6. Marriage teaches you a lot about yourself. Before you get married, you hear all about how you're going to see a whole different side of your partner and will constantly be learning new things about him/her. What you don't hear so often is that you're actually going to learn a few things about yourself - things you don't really want to know - like how impatient/selfish/messy you are or how problematic your impulsive shopping habits can be. It's not always pretty, but it's eye opening and an opportunity to grow and improve.
7. You cannot change each other, but you do influence each other. So be aware that your actions now directly affect someone else's behavior. This is a good lesson to learn before having kids.

8. Laugh. A lot. Laughter can get you through almost anything.

9. Say "I love you." Say it every night, every morning, when you leave, when you come home, in the middle of the day, in the middle of a disagreement. . say it a lot.
10. Maintain intimacy. Whatever that means for your relationship, do not let comfort or routine get in the way of it.

11. Give your partner the benefit of the doubt. This can be hard for those of us who like to jump to the worst conclusions possible, but it's not fair to your spouse, and it starts to take a toll on your relationship. Our long road to the altar was a little bumpy, to say the least (what else would you expect from a journey that started at ages 15 and 16?), and before the wedding I allowed "what if" thoughts to take over my mind. Now I cringe at the thought of having thought those things because Jared is the one who stepped up and has had to teach me what a true partnership is.

12. Learning to fight fair is a process. Fueled by immaturity, many fights while dating turned to taking cheap shots and speaking without thinking. You can't do that in a marriage.

13. The little things matter. An "I love you" text or an email with a random article Jared knew I'd love to read in the middle of the day, a picture or video he comes across and saves for me to see when I get home, remembering a meeting or appointment I had and then asking about it later, a cupcake waiting for me on the counter. . . things like this add up and mean so much more than a giant Valentine's Day bouquet delivered to work or a fancy reservation made for our anniversary.

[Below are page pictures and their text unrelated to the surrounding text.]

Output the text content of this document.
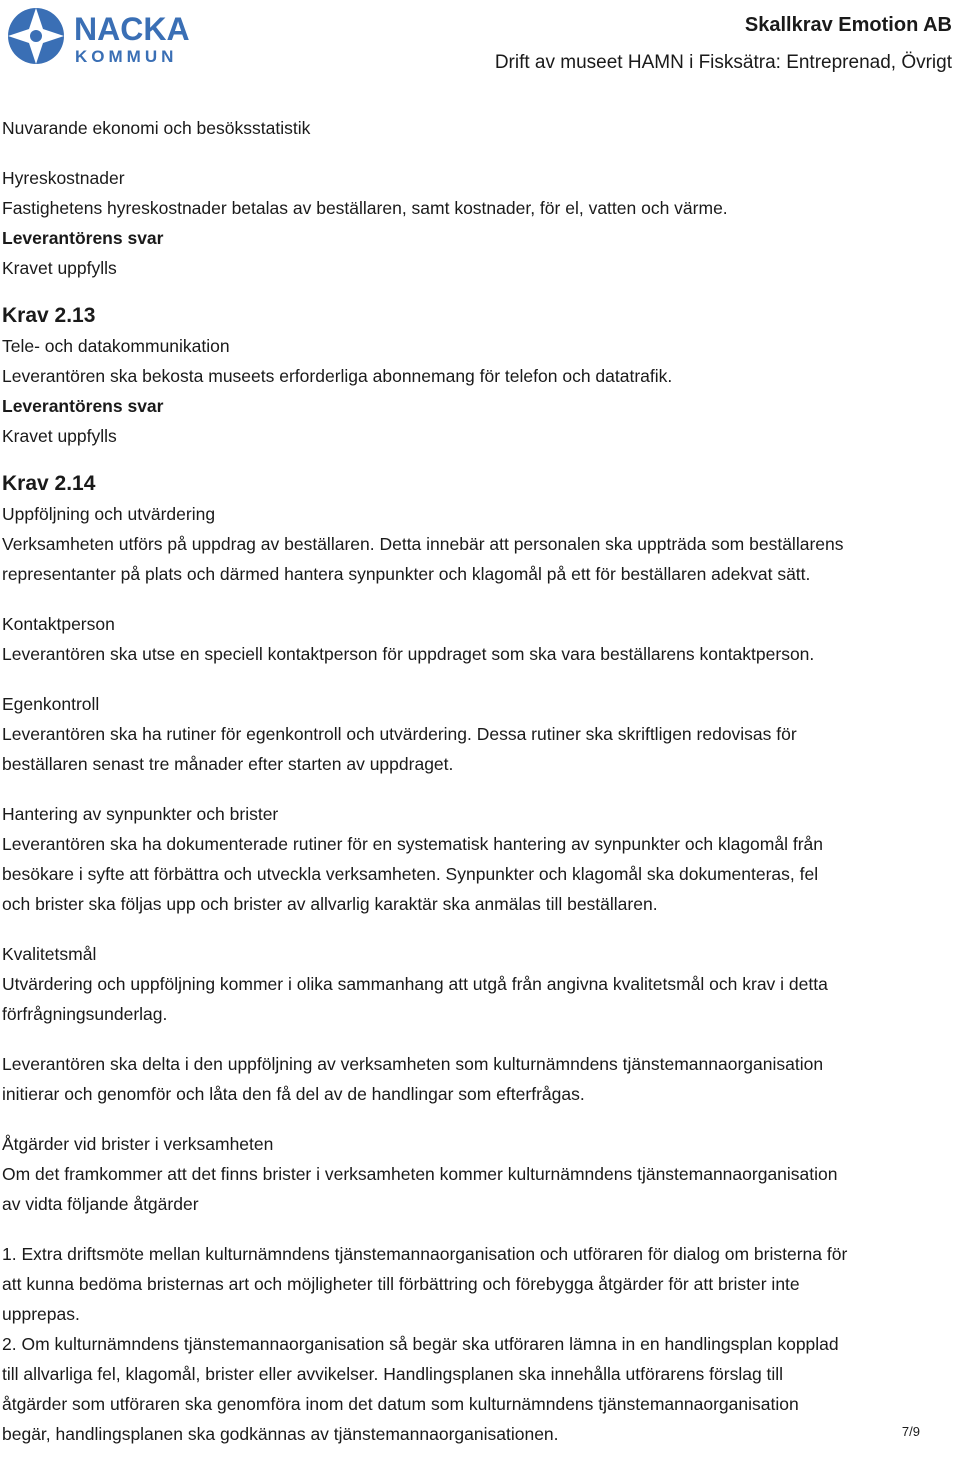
NACKA
KOMMUN
Skallkrav Emotion AB
Drift av museet HAMN i Fisksätra: Entreprenad, Övrigt

Nuvarande ekonomi och besöksstatistik

Hyreskostnader

Fastighetens hyreskostnader betalas av beställaren, samt kostnader, för el, vatten och värme.

Leverantörens svar

Kravet uppfylls

Krav 2.13

Tele- och datakommunikation

Leverantören ska bekosta museets erforderliga abonnemang för telefon och datatrafik.

Leverantörens svar

Kravet uppfylls

Krav 2.14

Uppföljning och utvärdering

Verksamheten utförs på uppdrag av beställaren. Detta innebär att personalen ska uppträda som beställarens

representanter på plats och därmed hantera synpunkter och klagomål på ett för beställaren adekvat sätt.

Kontaktperson

Leverantören ska utse en speciell kontaktperson för uppdraget som ska vara beställarens kontaktperson.

Egenkontroll

Leverantören ska ha rutiner för egenkontroll och utvärdering. Dessa rutiner ska skriftligen redovisas för

beställaren senast tre månader efter starten av uppdraget.

Hantering av synpunkter och brister

Leverantören ska ha dokumenterade rutiner för en systematisk hantering av synpunkter och klagomål från

besökare i syfte att förbättra och utveckla verksamheten. Synpunkter och klagomål ska dokumenteras, fel

och brister ska följas upp och brister av allvarlig karaktär ska anmälas till beställaren.

Kvalitetsmål

Utvärdering och uppföljning kommer i olika sammanhang att utgå från angivna kvalitetsmål och krav i detta

förfrågningsunderlag.

Leverantören ska delta i den uppföljning av verksamheten som kulturnämndens tjänstemannaorganisation

initierar och genomför och låta den få del av de handlingar som efterfrågas.

Åtgärder vid brister i verksamheten

Om det framkommer att det finns brister i verksamheten kommer kulturnämndens tjänstemannaorganisation

av vidta följande åtgärder

1. Extra driftsmöte mellan kulturnämndens tjänstemannaorganisation och utföraren för dialog om bristerna för

att kunna bedöma bristernas art och möjligheter till förbättring och förebygga åtgärder för att brister inte

upprepas.

2. Om kulturnämndens tjänstemannaorganisation så begär ska utföraren lämna in en handlingsplan kopplad

till allvarliga fel, klagomål, brister eller avvikelser. Handlingsplanen ska innehålla utförarens förslag till

åtgärder som utföraren ska genomföra inom det datum som kulturnämndens tjänstemannaorganisation

begär, handlingsplanen ska godkännas av tjänstemannaorganisationen.	7/9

14. You really are a team. I especially like to bring this up when I'm trying to get Jared to do something neither of us wants to do like clean the litter box or go start the cars when it's -50 outside (so I don't have to). But it's true. Support your partner because everything he/she goes through, you go through. You face the bad times, good times and in-between times together.

15. Make your own rules. Other than the standards every marriage needs to survive (honesty, trust, communication, etc.), every relationship is different. What works for you probably doesn't work for other couples, and that's what makes each marriage beautifully unique.